Yes! Mission accomplished!!!

My biggest complaint about the media and art therapy is that they need to interview art therapists as experts when art making is involved. Too often I see an article where a psychologist is looked upon as the expert to explain people’s pictures. They ain’t the experts. We are, and we need to be the first ones out there. We need to be on more talk shows and all the stuff the psychologists do, and we’re on the way to getting in people’s living rooms and in their Twitter and other feeds.

For me, that’s the goal; get the general population to know about the existence of art therapy, by all means necessary. That means television, magazines, newspapers, articles, Youtube, all social media.

Now that we have the best adult coloring book out there: The Real Art Therapists of NY Coloring Book (https://nycreativetherapists.com/real-art-therapists), we need it to be sold in airports and supermarkets, Walmart, Target, Whole Foods, Duane Reade!

So check out this article in Vice and read Nadia Jenefsky’s take on Justin Bieber coloring as well as what he colored and how.

As art therapists, we are trained to look at images and pictures, and we know how to translate and explain them.

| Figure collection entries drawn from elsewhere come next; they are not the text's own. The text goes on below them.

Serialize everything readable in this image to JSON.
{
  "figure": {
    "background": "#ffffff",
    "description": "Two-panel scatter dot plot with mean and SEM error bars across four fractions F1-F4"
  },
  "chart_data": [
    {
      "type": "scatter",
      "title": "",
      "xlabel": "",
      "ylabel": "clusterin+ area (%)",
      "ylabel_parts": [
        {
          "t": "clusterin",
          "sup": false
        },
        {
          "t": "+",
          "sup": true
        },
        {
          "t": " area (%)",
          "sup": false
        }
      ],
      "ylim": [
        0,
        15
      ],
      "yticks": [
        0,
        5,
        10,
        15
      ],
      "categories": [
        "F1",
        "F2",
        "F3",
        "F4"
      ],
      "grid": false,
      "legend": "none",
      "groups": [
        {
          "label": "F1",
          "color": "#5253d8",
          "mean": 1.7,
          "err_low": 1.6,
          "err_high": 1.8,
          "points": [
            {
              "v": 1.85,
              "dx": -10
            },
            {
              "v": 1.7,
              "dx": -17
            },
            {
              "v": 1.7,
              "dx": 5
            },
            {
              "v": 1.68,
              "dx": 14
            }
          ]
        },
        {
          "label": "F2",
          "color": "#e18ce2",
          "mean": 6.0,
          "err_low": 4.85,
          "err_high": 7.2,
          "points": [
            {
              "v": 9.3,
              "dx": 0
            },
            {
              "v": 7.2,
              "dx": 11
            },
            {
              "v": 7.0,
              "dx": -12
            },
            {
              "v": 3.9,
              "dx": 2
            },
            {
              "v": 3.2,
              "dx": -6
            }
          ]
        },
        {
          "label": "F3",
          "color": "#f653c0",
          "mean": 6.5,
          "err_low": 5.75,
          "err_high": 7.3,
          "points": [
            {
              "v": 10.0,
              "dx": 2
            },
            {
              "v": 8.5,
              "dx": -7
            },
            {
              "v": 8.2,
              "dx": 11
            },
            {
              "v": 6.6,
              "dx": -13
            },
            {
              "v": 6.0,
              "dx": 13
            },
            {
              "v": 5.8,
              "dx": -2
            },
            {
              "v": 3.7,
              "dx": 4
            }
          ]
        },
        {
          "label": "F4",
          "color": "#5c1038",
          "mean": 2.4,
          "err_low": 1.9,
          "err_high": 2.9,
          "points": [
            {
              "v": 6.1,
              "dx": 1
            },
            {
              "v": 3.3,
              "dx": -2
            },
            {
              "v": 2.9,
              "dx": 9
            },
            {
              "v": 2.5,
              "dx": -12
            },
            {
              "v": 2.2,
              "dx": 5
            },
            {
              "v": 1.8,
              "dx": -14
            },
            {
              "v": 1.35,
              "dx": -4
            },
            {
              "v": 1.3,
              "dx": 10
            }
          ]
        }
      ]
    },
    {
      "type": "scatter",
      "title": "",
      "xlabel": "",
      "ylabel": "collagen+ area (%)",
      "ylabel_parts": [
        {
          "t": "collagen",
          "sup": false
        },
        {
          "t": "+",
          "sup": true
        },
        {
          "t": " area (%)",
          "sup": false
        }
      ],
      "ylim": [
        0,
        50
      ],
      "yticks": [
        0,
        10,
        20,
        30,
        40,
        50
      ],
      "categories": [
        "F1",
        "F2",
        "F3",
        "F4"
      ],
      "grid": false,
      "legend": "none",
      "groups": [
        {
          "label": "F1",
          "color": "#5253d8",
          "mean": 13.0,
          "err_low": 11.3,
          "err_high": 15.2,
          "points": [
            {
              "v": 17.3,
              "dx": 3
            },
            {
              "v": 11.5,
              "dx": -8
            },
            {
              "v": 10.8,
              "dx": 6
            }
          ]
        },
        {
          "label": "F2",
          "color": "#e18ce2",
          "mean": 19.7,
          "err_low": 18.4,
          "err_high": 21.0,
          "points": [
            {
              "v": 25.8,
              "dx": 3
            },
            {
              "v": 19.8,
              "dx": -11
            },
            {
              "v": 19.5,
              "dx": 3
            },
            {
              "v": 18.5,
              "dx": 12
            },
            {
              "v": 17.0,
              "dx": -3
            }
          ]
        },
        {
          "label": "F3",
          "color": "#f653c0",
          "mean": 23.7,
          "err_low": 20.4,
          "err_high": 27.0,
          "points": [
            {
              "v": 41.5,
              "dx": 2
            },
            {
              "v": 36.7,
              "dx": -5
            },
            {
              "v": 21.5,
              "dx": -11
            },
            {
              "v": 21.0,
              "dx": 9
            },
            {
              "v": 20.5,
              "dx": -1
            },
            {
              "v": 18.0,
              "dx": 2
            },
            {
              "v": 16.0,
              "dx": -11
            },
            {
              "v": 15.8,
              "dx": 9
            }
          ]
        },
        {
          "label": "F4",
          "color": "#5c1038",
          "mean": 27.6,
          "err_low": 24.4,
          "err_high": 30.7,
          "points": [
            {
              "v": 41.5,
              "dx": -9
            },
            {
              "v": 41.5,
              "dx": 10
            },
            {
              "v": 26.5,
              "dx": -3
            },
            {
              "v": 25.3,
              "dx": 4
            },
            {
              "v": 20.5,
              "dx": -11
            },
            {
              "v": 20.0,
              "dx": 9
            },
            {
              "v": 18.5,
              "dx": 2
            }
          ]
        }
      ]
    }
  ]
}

We are trained in understanding what makes people drawn to certain materials and images, verbal and non-verbal communication. We make our own images, and we get other people not just to make images but we invite people who haven’t touched paint or other materials since they were 5, to get back the joy of art making and get in touch with their creativity, whether it’s cooking, gardening, sports, writing, coloring, sky diving, etc. Art therapy is not just about making stuff in therapy. Art therapy is about creative environments, connecting with others…

That is what it is really about, connecting on small and large scale, so this article is at the forefront of raising awareness of Art Therapy and who the expert art therapists are!